Animation for Pope Francis’ Prayer Intention against abuse

 

The Pope Video for March is dedicated to all the people who have been victims of abuse, “especially to those committed by members of the Church,” that they may “find within the Church herself a concrete response to their pain and suffering.”


The video goes along with the prayer intention that the Holy Father is entrusting to the entire Catholic Church through the Pope’s Worldwide Prayer Network.

For Pope Francis, victims are the ones who should be “at the center of everything”; they are the ones who need “answers; concrete actions to repair the horrors they have suffered and to prevent them from happening again.”

“Asking for forgiveness is necessary,” he says at the beginning of the video, “but it is not enough.”

Listen, accompany, protect, repair

The path that the Holy Father proposes for responding to the abuses that have been committed must begin with bringing them “to light in society and in families.” It’s a tragedy that must not be hidden, neither in the Church nor “in clubs, or in other kinds of institutions.” It is fundamental, Francis goes on to explain, that the Church offer “safe spaces for victims to be heard, supported psychologically, and protected.”

Flowers, light, and live beginning anew

This month, Francis’ concern for victims and his call to bring cases of abuse to light are accompanied by an animated video that the Pope’s Worldwide Prayer Network has created together with Italian artist Hermes Mangialardo. It’s a story with powerful symbolic content, that plays with the comparison of light and darkness and speaks about the uniqueness of every human life and the profound suffering caused by violence.

On the walls of a dark house, in which shadowy curtains impede the entrance of light, there hang pictures – symbolizing how each life is a work of art – which depict flowers, which wither precisely due to the lack of light. The pictures are of various kinds and colors – some detailed, others just sketched out by a child’s hand – hung in various rooms of the house: the children’s bedroom, a corner with sports equipment, the living room, etc.
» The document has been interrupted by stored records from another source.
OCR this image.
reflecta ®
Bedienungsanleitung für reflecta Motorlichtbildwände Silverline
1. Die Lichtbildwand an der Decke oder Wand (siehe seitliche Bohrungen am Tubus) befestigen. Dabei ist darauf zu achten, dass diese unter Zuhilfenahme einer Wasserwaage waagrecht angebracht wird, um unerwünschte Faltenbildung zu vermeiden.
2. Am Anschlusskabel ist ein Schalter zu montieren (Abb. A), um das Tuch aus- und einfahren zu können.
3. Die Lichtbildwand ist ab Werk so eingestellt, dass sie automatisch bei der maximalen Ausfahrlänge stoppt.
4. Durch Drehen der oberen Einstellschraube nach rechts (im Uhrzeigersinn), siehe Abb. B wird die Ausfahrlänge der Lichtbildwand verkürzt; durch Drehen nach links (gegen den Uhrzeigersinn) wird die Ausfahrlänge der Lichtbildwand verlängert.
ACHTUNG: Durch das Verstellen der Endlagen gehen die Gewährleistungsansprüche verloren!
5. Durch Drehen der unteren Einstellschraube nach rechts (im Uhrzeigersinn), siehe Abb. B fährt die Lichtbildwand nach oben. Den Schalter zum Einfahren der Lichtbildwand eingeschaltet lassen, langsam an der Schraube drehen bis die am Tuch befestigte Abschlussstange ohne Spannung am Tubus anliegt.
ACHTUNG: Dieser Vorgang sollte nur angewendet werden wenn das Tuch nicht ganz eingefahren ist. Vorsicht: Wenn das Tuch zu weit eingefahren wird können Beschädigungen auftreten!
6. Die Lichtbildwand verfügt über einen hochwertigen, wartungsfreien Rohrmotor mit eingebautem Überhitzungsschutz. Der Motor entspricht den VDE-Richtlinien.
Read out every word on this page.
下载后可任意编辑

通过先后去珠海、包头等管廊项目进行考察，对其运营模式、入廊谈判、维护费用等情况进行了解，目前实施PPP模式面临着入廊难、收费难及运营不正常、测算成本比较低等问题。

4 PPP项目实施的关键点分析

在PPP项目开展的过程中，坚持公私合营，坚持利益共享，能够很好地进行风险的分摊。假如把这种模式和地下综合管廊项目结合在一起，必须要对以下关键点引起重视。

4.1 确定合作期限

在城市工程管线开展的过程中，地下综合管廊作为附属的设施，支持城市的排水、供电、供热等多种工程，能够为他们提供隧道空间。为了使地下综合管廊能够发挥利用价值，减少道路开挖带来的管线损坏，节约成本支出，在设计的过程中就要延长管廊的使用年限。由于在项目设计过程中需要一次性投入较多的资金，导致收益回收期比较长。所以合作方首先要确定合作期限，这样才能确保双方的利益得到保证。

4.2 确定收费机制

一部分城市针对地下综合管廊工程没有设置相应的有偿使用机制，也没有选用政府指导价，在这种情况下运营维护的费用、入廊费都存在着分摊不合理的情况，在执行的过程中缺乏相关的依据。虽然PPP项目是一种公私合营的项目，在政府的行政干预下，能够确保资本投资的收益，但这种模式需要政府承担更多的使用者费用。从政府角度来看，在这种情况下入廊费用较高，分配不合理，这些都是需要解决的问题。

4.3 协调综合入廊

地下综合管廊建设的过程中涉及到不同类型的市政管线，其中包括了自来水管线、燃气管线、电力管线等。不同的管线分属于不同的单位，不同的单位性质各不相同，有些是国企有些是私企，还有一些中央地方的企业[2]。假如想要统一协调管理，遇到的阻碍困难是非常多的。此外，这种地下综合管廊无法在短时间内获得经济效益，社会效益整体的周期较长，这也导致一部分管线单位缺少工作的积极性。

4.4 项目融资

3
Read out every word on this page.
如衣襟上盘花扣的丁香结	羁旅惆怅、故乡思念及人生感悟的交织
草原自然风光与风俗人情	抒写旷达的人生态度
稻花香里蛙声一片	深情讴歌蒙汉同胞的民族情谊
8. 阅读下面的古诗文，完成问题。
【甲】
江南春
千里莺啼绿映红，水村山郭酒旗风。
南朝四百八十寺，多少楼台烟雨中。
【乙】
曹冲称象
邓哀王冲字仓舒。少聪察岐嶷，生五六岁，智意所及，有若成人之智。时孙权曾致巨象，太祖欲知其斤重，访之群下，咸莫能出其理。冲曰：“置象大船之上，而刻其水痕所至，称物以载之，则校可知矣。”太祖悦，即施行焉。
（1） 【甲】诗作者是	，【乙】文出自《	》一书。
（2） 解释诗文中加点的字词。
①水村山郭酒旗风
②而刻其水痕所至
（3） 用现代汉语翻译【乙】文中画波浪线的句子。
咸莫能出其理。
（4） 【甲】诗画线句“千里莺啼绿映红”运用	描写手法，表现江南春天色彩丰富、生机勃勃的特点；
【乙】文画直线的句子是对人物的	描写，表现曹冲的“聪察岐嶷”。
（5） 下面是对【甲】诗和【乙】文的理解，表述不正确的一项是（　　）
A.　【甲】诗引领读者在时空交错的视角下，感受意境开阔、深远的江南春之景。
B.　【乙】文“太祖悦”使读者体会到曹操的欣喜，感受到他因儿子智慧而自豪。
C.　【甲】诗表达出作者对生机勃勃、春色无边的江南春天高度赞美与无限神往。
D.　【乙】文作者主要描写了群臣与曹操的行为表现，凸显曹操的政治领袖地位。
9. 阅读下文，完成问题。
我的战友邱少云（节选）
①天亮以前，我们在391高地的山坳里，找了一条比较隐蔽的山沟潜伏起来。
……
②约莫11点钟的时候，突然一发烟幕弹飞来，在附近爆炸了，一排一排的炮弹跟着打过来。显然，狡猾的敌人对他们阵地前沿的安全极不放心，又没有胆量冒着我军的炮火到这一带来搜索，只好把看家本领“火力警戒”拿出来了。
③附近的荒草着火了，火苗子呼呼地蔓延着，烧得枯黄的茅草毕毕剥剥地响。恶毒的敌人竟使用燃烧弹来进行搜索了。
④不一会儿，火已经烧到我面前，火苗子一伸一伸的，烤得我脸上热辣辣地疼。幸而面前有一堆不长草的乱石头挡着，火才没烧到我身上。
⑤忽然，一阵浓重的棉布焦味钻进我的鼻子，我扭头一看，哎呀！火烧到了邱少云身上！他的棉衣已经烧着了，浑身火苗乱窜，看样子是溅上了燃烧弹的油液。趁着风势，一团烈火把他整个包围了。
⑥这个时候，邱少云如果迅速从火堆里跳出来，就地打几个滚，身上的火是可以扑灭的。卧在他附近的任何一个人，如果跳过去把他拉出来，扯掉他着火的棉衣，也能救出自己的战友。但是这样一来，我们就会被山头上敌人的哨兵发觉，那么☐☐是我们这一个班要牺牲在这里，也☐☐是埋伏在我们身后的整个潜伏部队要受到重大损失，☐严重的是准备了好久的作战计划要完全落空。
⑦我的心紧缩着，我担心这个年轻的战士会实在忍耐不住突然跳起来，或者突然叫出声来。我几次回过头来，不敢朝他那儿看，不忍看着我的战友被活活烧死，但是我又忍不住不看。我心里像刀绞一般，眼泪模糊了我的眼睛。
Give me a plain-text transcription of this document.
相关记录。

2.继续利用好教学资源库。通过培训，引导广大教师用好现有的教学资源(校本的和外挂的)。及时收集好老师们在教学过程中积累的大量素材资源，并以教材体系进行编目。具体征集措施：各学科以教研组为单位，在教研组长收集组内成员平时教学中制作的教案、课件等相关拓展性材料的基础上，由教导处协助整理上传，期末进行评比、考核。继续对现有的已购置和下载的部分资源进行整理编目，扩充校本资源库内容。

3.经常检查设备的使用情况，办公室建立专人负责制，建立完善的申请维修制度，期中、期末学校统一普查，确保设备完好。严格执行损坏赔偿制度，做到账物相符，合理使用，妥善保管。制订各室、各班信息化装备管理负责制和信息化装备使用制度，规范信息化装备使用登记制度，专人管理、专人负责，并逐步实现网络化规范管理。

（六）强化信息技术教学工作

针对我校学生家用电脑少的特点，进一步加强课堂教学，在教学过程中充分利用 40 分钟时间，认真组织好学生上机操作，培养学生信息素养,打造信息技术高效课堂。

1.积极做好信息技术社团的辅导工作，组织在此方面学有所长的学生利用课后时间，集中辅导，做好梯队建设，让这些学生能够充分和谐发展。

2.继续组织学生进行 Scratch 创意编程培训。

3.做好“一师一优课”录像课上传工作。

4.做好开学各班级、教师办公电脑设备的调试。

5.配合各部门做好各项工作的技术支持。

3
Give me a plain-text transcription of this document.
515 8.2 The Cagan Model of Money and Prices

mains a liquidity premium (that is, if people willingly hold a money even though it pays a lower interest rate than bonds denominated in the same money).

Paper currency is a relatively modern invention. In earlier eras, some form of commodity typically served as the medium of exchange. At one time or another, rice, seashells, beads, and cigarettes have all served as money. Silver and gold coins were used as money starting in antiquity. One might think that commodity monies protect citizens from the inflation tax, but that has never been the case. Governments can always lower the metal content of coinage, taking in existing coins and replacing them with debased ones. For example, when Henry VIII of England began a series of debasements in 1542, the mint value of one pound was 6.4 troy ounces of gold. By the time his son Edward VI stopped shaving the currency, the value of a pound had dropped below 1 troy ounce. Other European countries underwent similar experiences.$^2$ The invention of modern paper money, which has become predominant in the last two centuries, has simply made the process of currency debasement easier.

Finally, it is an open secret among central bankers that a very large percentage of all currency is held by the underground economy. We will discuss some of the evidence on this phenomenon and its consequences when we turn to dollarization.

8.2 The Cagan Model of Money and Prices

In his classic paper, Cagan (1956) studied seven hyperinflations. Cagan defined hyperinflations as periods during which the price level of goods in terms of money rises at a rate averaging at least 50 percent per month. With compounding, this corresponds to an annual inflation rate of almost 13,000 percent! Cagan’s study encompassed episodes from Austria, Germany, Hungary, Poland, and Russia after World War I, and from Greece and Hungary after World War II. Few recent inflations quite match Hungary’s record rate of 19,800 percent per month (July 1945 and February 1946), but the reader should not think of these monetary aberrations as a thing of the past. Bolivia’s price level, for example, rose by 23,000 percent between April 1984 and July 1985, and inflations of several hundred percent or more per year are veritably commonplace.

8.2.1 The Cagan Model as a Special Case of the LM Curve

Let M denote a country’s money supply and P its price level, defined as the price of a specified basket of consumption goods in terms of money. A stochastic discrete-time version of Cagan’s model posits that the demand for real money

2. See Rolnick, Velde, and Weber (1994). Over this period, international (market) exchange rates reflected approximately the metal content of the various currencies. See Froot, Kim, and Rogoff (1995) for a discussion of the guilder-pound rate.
All the rooms, which are very different from each other, share in common the darkness that dominates them until the curtains in the living room are torn, finally allowing the light in.

The rays of sunlight not only illuminate the house, but also allow those wounded flowers – which neither the frame nor the glass have managed to protect from the violence that has penetrated deeply into their hearts – to return to life and to begin slowly to lift themselves up again, bearing their wounds with them.

Francis is asking the faithful of the Caolic Church to pray for this intention, through the Pope’s Worldwide Prayer Network.